Baby boost for river dolphins in the Mekong

6 April 2021

A six-day-old Irrawaddy dolphin calf was spotted among four adults at Kampi Resort on the Mekong River in Kratie province on the evening of March 5, according to WWF.

Researchers from the Cambodian Fisheries Administration and WWF-Cambodia lit up with elation after recording the second new dolphin calf so far this year, following a sighting of a week-old calf at a natural sanctuary in Stung Treng province in late February.

“Spotting these two calves represents one of the most encouraging encounters by the research team as part of their dolphin monitoring and photo-ID based surveys,” WWF-Cambodia said.

WWF-Cambodia public affairs director Tep Asnarith stressed that each dolphin is vital to the survival of the critically endangered Irrawaddy dolphin population in the Mekong.
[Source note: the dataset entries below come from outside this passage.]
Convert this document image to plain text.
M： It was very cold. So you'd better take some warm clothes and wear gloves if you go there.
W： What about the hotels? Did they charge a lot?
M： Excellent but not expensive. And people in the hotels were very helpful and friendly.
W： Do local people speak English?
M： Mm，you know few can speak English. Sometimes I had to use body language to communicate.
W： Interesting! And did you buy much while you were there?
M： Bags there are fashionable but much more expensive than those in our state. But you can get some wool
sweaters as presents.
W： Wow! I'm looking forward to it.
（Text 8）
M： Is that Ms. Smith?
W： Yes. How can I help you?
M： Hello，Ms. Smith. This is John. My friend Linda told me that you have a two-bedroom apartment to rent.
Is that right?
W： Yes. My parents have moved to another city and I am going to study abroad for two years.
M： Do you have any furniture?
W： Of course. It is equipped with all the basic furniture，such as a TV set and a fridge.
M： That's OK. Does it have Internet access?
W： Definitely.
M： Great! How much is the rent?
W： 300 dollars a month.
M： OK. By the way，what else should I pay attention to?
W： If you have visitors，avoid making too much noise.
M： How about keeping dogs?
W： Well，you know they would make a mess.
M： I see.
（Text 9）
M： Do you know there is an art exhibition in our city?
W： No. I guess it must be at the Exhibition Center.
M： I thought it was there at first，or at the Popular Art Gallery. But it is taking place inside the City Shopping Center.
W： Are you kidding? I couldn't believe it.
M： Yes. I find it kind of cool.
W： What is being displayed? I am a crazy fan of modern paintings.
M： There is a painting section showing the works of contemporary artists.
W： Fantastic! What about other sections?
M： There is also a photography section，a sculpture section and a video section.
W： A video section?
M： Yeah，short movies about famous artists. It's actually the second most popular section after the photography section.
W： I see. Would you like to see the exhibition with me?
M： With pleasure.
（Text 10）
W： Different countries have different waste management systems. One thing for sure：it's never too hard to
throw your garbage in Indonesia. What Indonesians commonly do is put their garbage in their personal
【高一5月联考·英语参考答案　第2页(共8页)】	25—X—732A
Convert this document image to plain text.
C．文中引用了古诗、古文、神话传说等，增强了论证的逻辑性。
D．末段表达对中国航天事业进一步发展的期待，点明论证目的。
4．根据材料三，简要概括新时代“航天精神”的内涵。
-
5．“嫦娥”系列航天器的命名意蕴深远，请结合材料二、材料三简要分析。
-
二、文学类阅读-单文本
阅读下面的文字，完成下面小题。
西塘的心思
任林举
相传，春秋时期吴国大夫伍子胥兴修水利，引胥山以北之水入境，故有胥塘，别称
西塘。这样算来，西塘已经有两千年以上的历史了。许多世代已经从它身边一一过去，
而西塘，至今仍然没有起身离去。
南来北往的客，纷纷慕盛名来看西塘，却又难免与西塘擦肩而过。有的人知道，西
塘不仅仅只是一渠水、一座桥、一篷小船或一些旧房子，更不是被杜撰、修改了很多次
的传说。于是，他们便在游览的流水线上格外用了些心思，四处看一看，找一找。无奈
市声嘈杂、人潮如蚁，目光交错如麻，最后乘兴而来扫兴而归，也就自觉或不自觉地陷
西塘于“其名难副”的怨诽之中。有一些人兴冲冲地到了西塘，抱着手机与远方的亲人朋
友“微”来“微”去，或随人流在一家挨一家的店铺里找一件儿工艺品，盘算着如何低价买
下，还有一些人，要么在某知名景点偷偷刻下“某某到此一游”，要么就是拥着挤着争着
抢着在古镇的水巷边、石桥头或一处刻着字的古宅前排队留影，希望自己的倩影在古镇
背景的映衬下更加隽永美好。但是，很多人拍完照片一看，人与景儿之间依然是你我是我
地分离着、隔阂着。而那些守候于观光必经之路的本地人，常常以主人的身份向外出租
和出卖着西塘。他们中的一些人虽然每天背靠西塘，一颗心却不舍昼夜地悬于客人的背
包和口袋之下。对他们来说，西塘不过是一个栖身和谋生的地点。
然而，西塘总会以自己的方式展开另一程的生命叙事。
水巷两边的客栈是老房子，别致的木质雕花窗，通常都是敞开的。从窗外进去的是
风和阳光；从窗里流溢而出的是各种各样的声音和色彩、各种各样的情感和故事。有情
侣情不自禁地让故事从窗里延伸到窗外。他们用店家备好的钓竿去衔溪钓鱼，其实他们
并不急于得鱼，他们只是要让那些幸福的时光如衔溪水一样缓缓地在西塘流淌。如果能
The most recent census estimated that there were just 89 adults left in the Mekong, although this did mark an increase from the lowest recorded level of 80 in 2015.

Last year, researchers registered 9 newborn dolphin calves, while 13 were spotted in 2019.

Mekong Irrawaddy Dolphin (Orcaella brevirostris) is one of 58 endangered aquatic species and fully protected under the highest level of Fisheries Law. Population fo this species is slowly declining as adults die off and very few young survive to become breeding adults. This picture was captured on the Mekong River in the Northeast, Kratie province, Cambodia.